In theory, a person’s biological age may be familiar with the behaviors that that person must modify to expand their lives. In clinical settings, however, the uses that are scientifically validated on epigenetic clocks are not yet common, the researchers said.

“The main driver for many common diseases including dementia, heart disease and cancer,” said Shalev. “Biological age measurement is not a diagnosis of health problem, but it can be used to identify a person’s risk for age -related conditions.”

Some commercial companies offer biological age by claiming to make a spit customers into a test tube and send the sample to the company. The company analyzes epigenetic information in the saliva and uses epigenetic clocks based to predict the customer’s biological age. Epigenetic clocks are usually created using blood, not saliva, which is why the researchers in this study said they wanted to compare the performance of different types of tissue.

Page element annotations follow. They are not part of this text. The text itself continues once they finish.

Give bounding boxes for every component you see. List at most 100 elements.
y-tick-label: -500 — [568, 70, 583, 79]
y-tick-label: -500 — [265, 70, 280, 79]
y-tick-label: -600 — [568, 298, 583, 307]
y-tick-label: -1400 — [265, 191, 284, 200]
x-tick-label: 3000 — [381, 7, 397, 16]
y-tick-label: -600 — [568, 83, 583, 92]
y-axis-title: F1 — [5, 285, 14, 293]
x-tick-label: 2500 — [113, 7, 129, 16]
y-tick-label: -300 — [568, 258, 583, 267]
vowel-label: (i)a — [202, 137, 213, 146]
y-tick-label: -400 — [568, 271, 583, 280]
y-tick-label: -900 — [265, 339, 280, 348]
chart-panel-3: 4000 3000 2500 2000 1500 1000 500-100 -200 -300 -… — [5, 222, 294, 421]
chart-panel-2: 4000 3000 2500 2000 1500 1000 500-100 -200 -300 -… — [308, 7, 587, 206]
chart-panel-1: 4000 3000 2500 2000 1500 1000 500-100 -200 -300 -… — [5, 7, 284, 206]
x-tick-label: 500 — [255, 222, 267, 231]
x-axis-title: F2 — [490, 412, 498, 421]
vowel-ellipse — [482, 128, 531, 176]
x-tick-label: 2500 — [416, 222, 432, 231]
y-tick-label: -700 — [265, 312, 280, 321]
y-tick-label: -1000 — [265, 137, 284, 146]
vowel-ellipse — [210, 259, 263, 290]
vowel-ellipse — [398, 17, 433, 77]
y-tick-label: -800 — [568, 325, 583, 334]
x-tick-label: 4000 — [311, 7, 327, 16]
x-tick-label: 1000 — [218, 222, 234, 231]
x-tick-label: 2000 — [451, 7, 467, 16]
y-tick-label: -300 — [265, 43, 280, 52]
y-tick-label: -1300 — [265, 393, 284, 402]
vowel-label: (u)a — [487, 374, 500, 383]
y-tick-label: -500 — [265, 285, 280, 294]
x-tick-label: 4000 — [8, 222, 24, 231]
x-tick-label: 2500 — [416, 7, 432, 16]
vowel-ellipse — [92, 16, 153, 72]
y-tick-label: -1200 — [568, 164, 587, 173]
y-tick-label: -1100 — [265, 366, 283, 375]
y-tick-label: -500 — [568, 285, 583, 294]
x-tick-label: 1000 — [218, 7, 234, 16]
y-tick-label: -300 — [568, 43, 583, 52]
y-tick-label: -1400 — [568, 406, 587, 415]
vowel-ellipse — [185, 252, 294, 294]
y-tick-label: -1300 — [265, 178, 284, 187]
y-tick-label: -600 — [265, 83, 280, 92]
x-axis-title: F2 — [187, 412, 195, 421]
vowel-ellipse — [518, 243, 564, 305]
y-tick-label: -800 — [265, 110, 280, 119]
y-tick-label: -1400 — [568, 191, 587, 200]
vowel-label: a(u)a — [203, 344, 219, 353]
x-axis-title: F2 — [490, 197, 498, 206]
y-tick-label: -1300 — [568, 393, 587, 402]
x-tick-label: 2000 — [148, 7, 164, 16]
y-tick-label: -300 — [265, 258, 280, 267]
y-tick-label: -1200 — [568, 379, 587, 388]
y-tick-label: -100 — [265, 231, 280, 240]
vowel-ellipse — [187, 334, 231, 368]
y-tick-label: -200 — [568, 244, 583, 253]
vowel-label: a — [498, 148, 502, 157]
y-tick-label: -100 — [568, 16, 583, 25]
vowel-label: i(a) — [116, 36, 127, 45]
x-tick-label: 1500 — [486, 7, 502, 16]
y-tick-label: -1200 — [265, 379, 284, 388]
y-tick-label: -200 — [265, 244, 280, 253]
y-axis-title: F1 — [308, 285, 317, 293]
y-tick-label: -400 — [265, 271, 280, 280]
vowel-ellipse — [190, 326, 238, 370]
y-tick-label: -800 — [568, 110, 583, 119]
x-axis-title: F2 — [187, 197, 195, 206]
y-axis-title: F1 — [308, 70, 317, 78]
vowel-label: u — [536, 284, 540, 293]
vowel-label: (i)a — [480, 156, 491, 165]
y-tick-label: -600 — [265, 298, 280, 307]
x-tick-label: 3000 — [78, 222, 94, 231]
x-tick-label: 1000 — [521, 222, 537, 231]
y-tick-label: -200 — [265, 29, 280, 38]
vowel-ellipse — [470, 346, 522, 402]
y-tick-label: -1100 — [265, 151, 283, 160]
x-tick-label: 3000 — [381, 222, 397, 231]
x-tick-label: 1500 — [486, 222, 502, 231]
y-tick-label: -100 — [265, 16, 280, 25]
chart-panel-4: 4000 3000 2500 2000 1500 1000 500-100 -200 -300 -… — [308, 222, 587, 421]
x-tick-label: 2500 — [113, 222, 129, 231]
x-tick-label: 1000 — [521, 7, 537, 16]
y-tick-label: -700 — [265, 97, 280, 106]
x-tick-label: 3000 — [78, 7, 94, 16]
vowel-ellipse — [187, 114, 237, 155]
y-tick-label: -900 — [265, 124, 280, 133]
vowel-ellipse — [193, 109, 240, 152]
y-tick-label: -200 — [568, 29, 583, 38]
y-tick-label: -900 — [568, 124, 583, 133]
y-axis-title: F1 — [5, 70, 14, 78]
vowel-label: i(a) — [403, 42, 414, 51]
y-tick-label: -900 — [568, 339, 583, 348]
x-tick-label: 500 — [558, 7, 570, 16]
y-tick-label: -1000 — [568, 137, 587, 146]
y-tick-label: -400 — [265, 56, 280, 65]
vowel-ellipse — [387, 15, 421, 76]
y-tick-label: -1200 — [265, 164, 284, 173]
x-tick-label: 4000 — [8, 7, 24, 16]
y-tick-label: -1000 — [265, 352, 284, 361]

Five types of tissue samples were assessed by the researchers and compared them with seven epigenetic smells. The 284 study included a separate tissue samples from 83 people aged nine and 70 years of age. In six of the seven clocks tested, the team found that there were less accurate estimates of biological age as an oral tissue or blood -based samples.

“We tested three types of blood samples and two types of oral tissue – saliva and cheeks,” said Apsley, chief of the study. “For almost all epigenetic clocks, estimates were much higher at the biological age of the subject as a result of oral tissue. In some cases, the estimates were 30 years higher; that is extremely inaccurate. The tissue must to use when the clock was created.

The results from this study showed that similar biological age estimates resulted from blood tissue varieties across different epigenetic clocks. Oral tissue was different than blood tissue and was not so accurate in general, considering older biological age throughout the clocks. The only exception for this trend was the one epigenetic clock in the study created using blood swaps and cheeks. For this clock, the age estimates over different tissues were much more accurate than they were on the other clocks.

“Most of the common clocks were created using blood samples,” Apsley said. “So these results are an important lesson for this surge area. Age in most circumstances.”

While tests on biological age are not yet commonly measured in medical settings, the researchers said that biological age could be used to identify patients who may need medication to delay age -related disease because on their high-level biological age. Alternatively, patients with biological age are better candidates for surgery than others of the same chronological age. There are also other uses for biological age estimates.

“Researchers are still finding out how to implement biological age,” said Shalev, a member-funding of the Social Science Research Institute. “Our research focuses on medical applications, but epigenetic clocks were also used with blood samples from crime scenes to help forensic scientists identify the age of criminal suspects. Who knows where the next area will come?”

Other researchers who have contributed to this study include Qiaofeng Ye, Christopher Chiaro, John Kozlosky and Hannah Schreier from the Biobehavioral Penn State Health Department; Avshalom Caspi, Laura Etzel-House and Karen Sugden from Duke University; Waylon Hastings from the University of A & M Texas; Christine Heim from the Berlin Institute of Health Charite; and Jennie Dec and Chad Shenk from Rochester University.

The National Institute of Aging, the National Institute for Environmental Health Sciences, the National Institute for Child Health and Human Development, the National Center for Promoting Transfer Sciences and Medical College Penn State funded this research.